Working With Intuition
We believe that some of the most mysterious experiences of deep connectedness and collective wisdom in a group occur when attention is paid to building connections between group members on subtle levels of consciousness. For example, practicing meditation together can open deeper channels of connection between group members. In our experience, this practice makes subtler group dynamics more readily discernible and also helps to develop greater harmonic or empathic resonance in the group field. We have also found that when the intuitive capacities of group members are explicitly welcomed and cultivated through intuitive sensing practices, a group can experience a quantum leap in the number of powerful collective insights that emerge, and group members may experience in their lives a higher-than-usual amount of uncanny synchronicities that seem to suggest mysterious, nonlocal connections having been made with each other. Research suggests that the development of intuitive ability may play a crucial role in the development of collective consciousness and wisdom. As Robert Kenny (1999, 2004) notes, with a refined intuitive capacity, individuals may be able to directly experience their union with the interconnected wholeness of life, and directly apprehend the unspoken thoughts and feelings of others in the group, leading to levels of coordination and wisdom in group functioning that far surpass the individual capacities of its members.

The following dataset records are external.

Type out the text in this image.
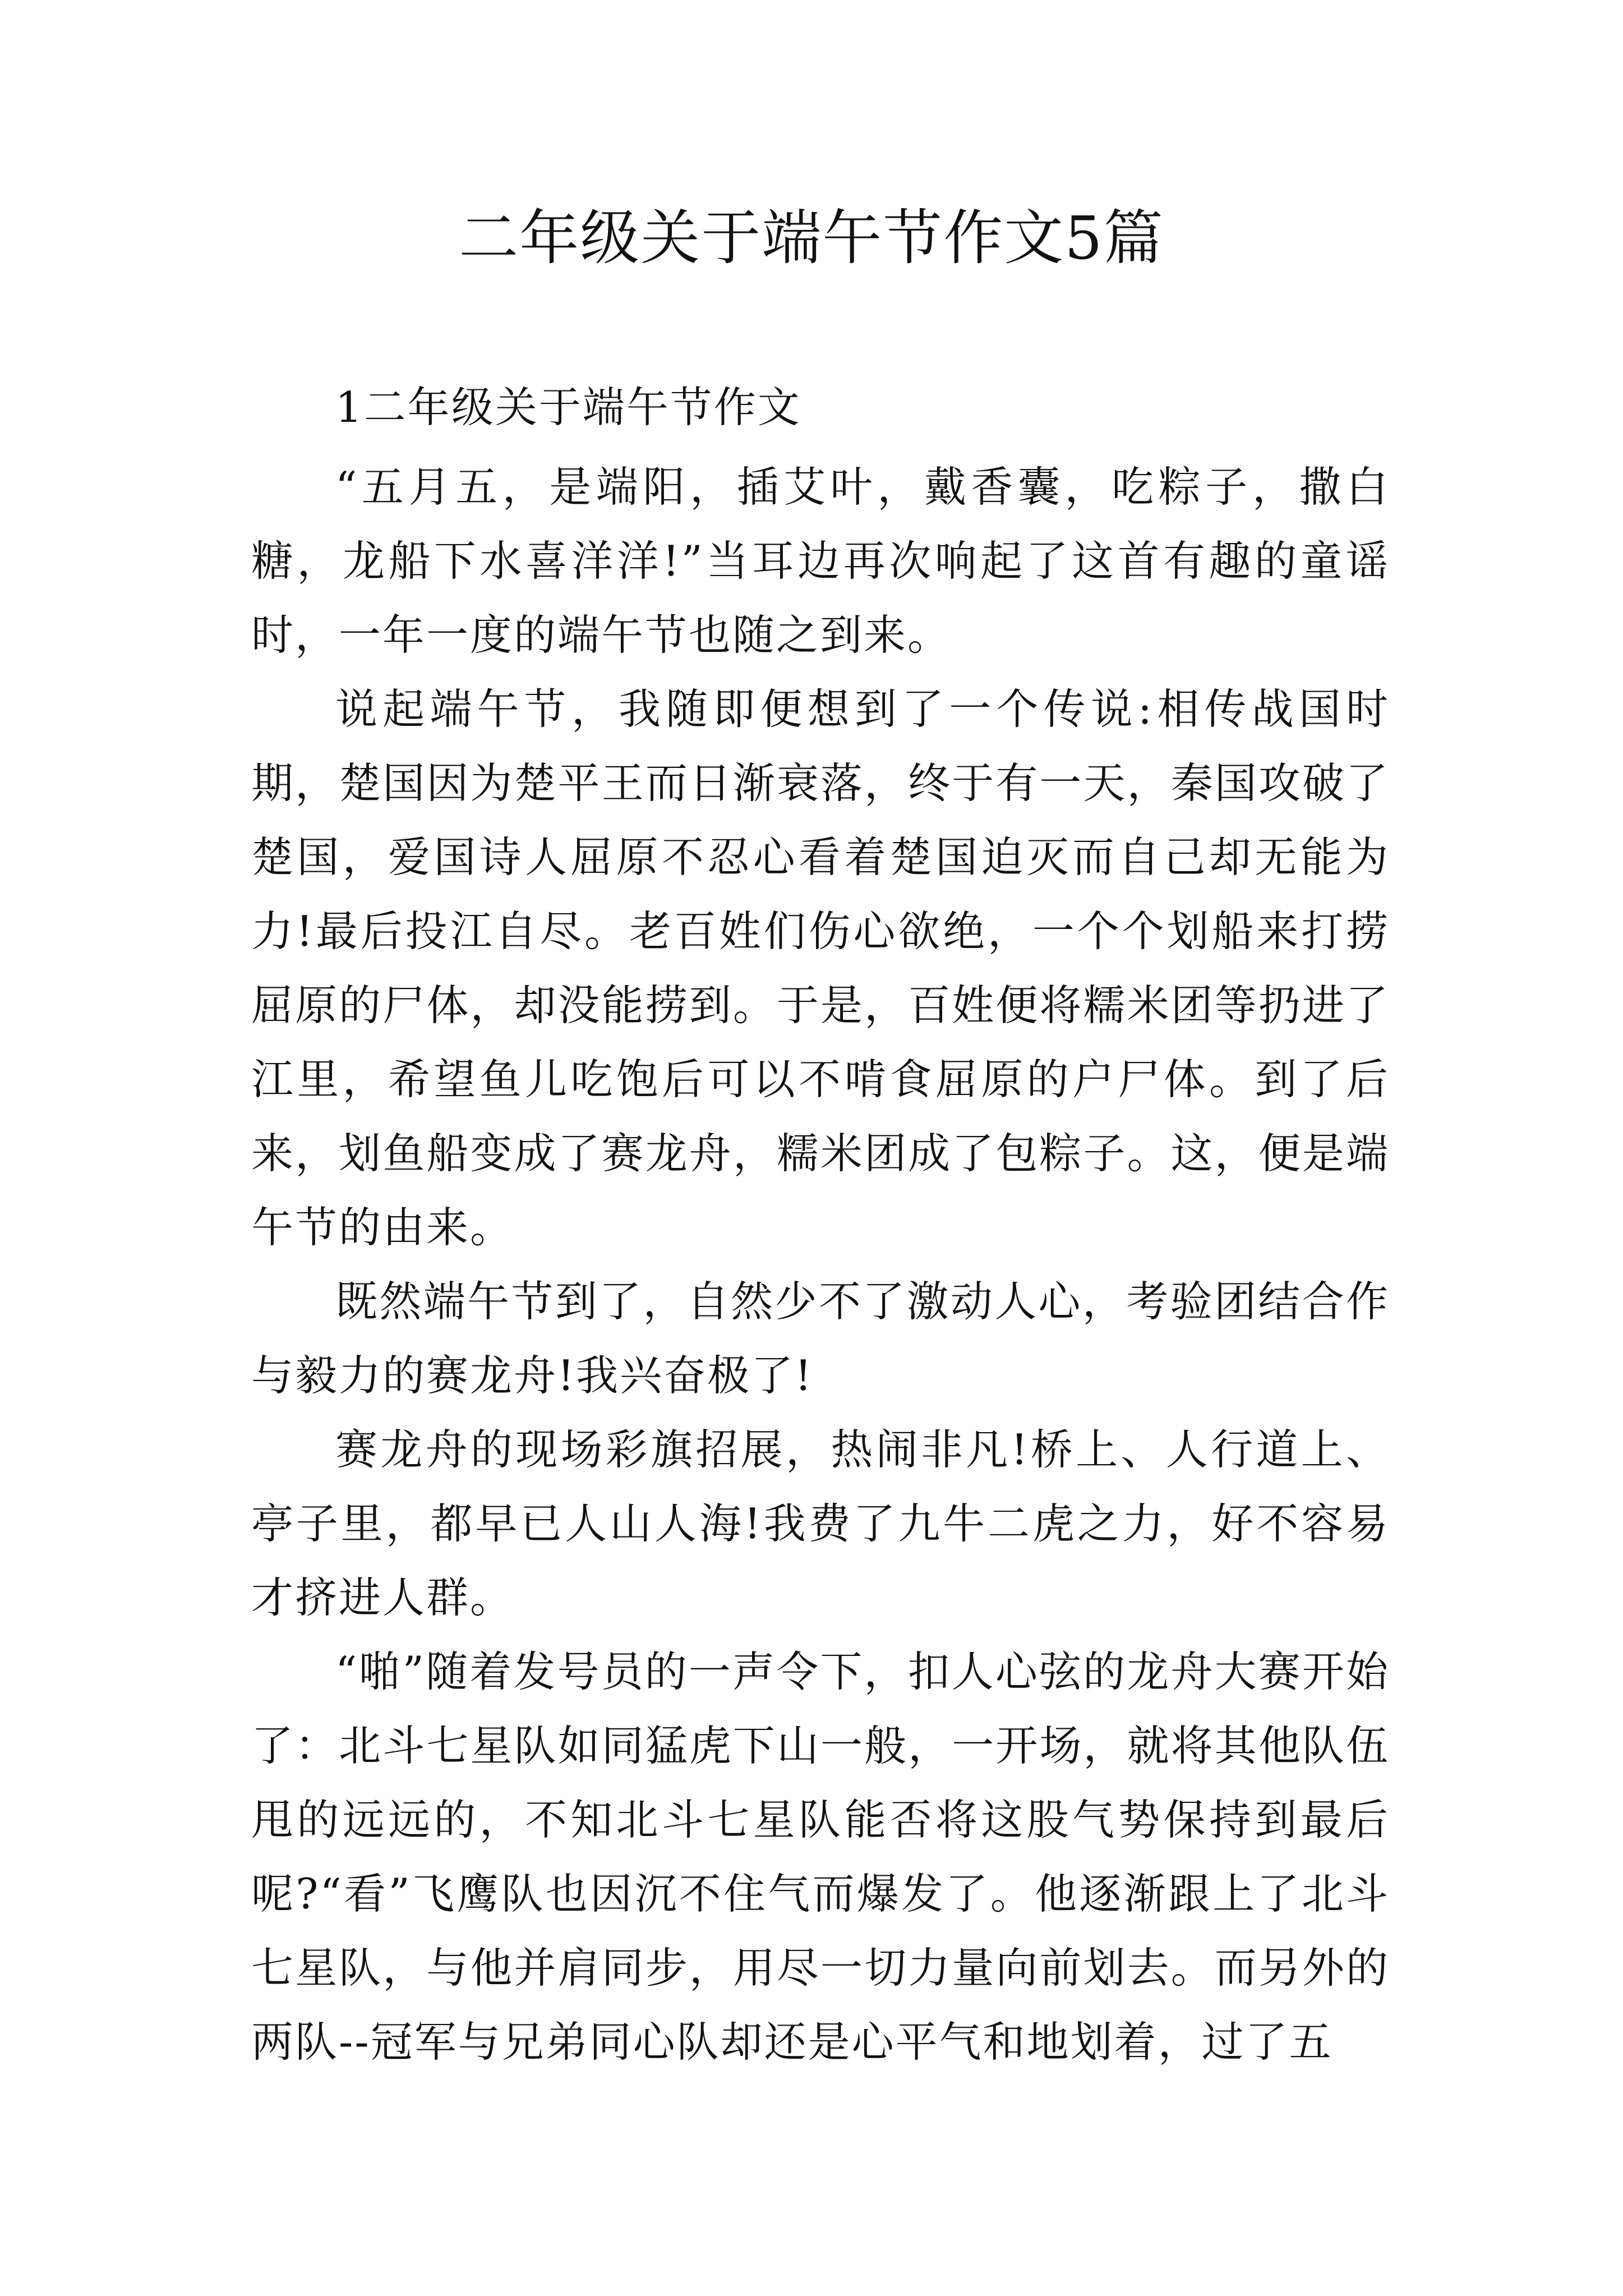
二年级关于端午节作文5篇

1二年级关于端午节作文

“五月五，是端阳，插艾叶，戴香囊，吃粽子，撒白糖，龙船下水喜洋洋!”当耳边再次响起了这首有趣的童谣时，一年一度的端午节也随之到来。

说起端午节，我随即便想到了一个传说:相传战国时期，楚国因为楚平王而日渐衰落，终于有一天，秦国攻破了楚国，爱国诗人屈原不忍心看着楚国迫灭而自己却无能为力!最后投江自尽。老百姓们伤心欲绝，一个个划船来打捞屈原的尸体，却没能捞到。于是，百姓便将糯米团等扔进了江里，希望鱼儿吃饱后可以不啃食屈原的户尸体。到了后来，划鱼船变成了赛龙舟，糯米团成了包粽子。这，便是端午节的由来。

既然端午节到了，自然少不了激动人心，考验团结合作与毅力的赛龙舟!我兴奋极了!

赛龙舟的现场彩旗招展，热闹非凡!桥上、人行道上、亭子里，都早已人山人海!我费了九牛二虎之力，好不容易才挤进人群。

“啪”随着发号员的一声令下，扣人心弦的龙舟大赛开始了：北斗七星队如同猛虎下山一般，一开场，就将其他队伍甩的远远的，不知北斗七星队能否将这股气势保持到最后呢?“看”飞鹰队也因沉不住气而爆发了。他逐渐跟上了北斗七星队，与他并肩同步，用尽一切力量向前划去。而另外的两队--冠军与兄弟同心队却还是心平气和地划着，过了五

Leading resources include the books Frequency by Penney Peirce (2009) and Blessing by David Spangler (2001) as well as the Collective Wisdom Initiative (www.collectivewisdominitiative.org).
Maximizing group capacity is easiest and most rewarding when members take responsibility for their own participation (are self-responsible) and develop their own capacity as group leaders. We define a leader as anyone committed to listening to and taking action for the benefit of the whole group. Today’s professional leadership models typically stress the necessity for power-with instead of power-over relationships. The Co-Active Coaching Leadership motto is “relationship first; task second.” Collaboration and co-creation are popular terms for the crucial transition toward shared leadership. The challenge for the nominated leader of any group is to “lead from the center” of the group through developing their own facilitation, hosting, delegation, and leadership capacity-building skills.
Leading resources include Art of Facilitation, Art of Hosting artofhosting.org, and many leadership institutes including Co-Active Coaching (cti.org) and more.